- Maple Glen Location of Maple Glen in Pennsylvania Maple Glen Maple Glen (the United States)
- Coordinates: 40°10′31″N 75°10′48″W﻿ / ﻿40.17528°N 75.18000°W
- Country: United States
- State: Pennsylvania
- County: Montgomery
- Townships: Upper Dublin, Horsham

Area
- • Total: 3.12 sq mi (8.08 km^{2})
- • Land: 3.12 sq mi (8.08 km^{2})
- • Water: 0 sq mi (0.00 km^{2})
- Elevation: 374 ft (114 m)

Population (2020)
- • Total: 6,647
- • Density: 2,131.2/sq mi (822.87/km^{2})
- Time zone: UTC-5 (EST)
- • Summer (DST): UTC-4 (EDT)
- ZIP code: 19002, 19044
- Area codes: 215, 267, and 445
- FIPS code: 42-47152

= Maple Glen, Pennsylvania =

Unincorporated community in Pennsylvania, US

Maple Glen is a census-designated place (CDP) in Upper Dublin Township, and Horsham Township, Pennsylvania, United States.
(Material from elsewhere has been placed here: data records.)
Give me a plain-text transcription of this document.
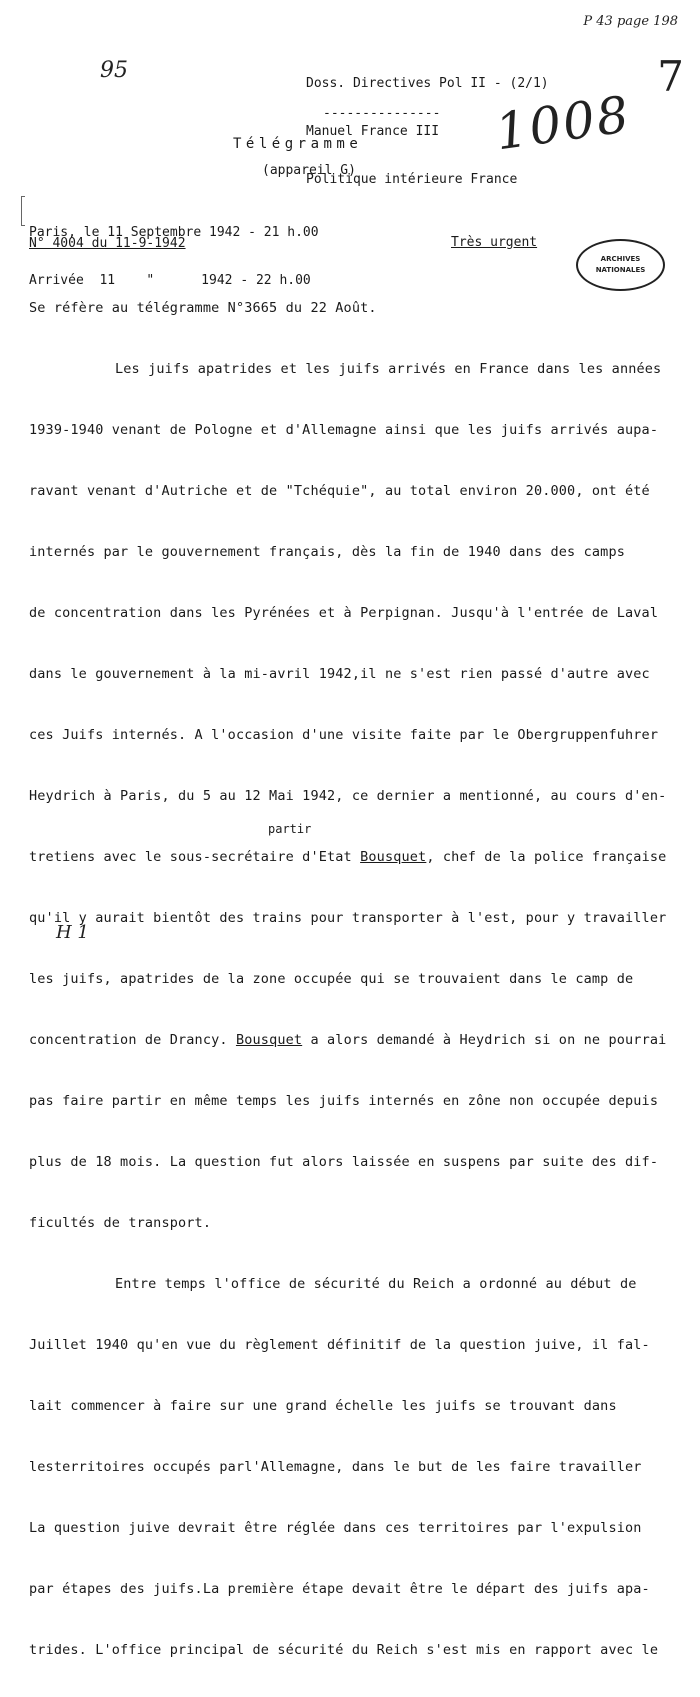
P 43 page 198
95	7
1008

Doss. Directives Pol II - (2/1)

Manuel France III

Politique intérieure France

---------------
Télégramme
(appareil G)

Paris, le 11 Septembre 1942 - 21 h.00

Arrivée  11    "      1942 - 22 h.00

N° 4004 du 11-9-1942	Très urgent
ARCHIVES
NATIONALES

Se réfère au télégramme N°3665 du 22 Août.

Les juifs apatrides et les juifs arrivés en France dans les années

1939-1940 venant de Pologne et d'Allemagne ainsi que les juifs arrivés aupa-

ravant venant d'Autriche et de "Tchéquie", au total environ 20.000, ont été

internés par le gouvernement français, dès la fin de 1940 dans des camps

de concentration dans les Pyrénées et à Perpignan. Jusqu'à l'entrée de Laval

dans le gouvernement à la mi-avril 1942,il ne s'est rien passé d'autre avec

ces Juifs internés. A l'occasion d'une visite faite par le Obergruppenfuhrer

Heydrich à Paris, du 5 au 12 Mai 1942, ce dernier a mentionné, au cours d'en-

tretiens avec le sous-secrétaire d'Etat Bousquet, chef de la police française

qu'il y aurait bientôt des trains pour transporter à l'est, pour y travailler

les juifs, apatrides de la zone occupée qui se trouvaient dans le camp de

concentration de Drancy. Bousquet a alors demandé à Heydrich si on ne pourrai

pas faire partir en même temps les juifs internés en zône non occupée depuis

plus de 18 mois. La question fut alors laissée en suspens par suite des dif-

ficultés de transport.

Entre temps l'office de sécurité du Reich a ordonné au début de

Juillet 1940 qu'en vue du règlement définitif de la question juive, il fal-

lait commencer à faire sur une grand échelle les juifs se trouvant dans

lesterritoires occupés parl'Allemagne, dans le but de les faire travailler

La question juive devrait être réglée dans ces territoires par l'expulsion

par étapes des juifs.La première étape devait être le départ des juifs apa-

trides. L'office principal de sécurité du Reich s'est mis en rapport avec le

partir
H 1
The population was 6,647 at the 2020 census.

==Geography==
Maple Glen is located at (40.175358, -75.180131).

According to the United States Census Bureau, the CDP has a total area of 3.1 sqmi, all land.

==Demographics==

As of the 2010 census, the CDP was 85.8% Non-Hispanic White, 2.7% Black or African American, 0.1% Native American and Alaskan Native, 8.6% Asian, 0.4% were Some Other Race, and 1.0% were two or more races. 2.0% of the population were of Hispanic or Latino ancestry.

At the 2000 census there were 7,042 people, 2,319 households, and 1,971 families living in the CDP. The population density was 2,273.4 PD/sqmi. There were 2,349 housing units at an average density of 758.3 /sqmi. The racial makeup of the CDP was 92.25% White, 2.12% African American, 0.16% Native American, 4.57% Asian, 0.31% from other races, and 0.60% from two or more races. Hispanic or Latino of any race were 1.46%.

There were 2,319 households, 47.6% had children under the age of 18 living with them, 75.0% were married couples living together, 7.3% had a female householder with no husband present, and 15.0% were non-families. 12.5% of households were made up of individuals, and 3.9% were one person aged 65 or older. The average household size was 3.01 and the average family size was 3.31.

The age distribution was 31.6% under the age of 18, 4.8% from 18 to 24, 30.7% from 25 to 44, 23.1% from 45 to 64, and 9.8% 65 or older. The median age was 37 years. For every 100 females, there were 98.0 males. For every 100 females age 18 and over, there were 93.3 males.

The median household income was $80,076 and the median family income of four was $80,760. Males had a median income of $57,196 versus $36,875 for females. The per capita income for the CDP was $33,058. About 1.4% of families and 1.5% of the population were below the poverty line, including 1.7% of those under age 18 and 3.7% of those age 65 or over.

Historical population
| Census | Pop. | Note | %± |
|---|---|---|---|
| 1990 | 5,881 |  | — |
| 2000 | 7,042 |  | 19.7% |
| 2010 | 6,742 |  | −4.3% |
| 2020 | 6,647 |  | −1.4% |

==Education==
Upper Dublin School District (for portions in Upper Dublin Township) and Hatboro-Horsham School District (for portions in Horsham Township) operate area public schools.

There is an area Catholic grade school, Our Lady of Mercy Regional Catholic School, in Maple Glen. Our Lady of Mercy was formed in 2012 by the merger of St. Alphonsus in Maple Glen, St. Anthony-St. Joseph in Ambler, and St. Catherine of Siena in Horsham.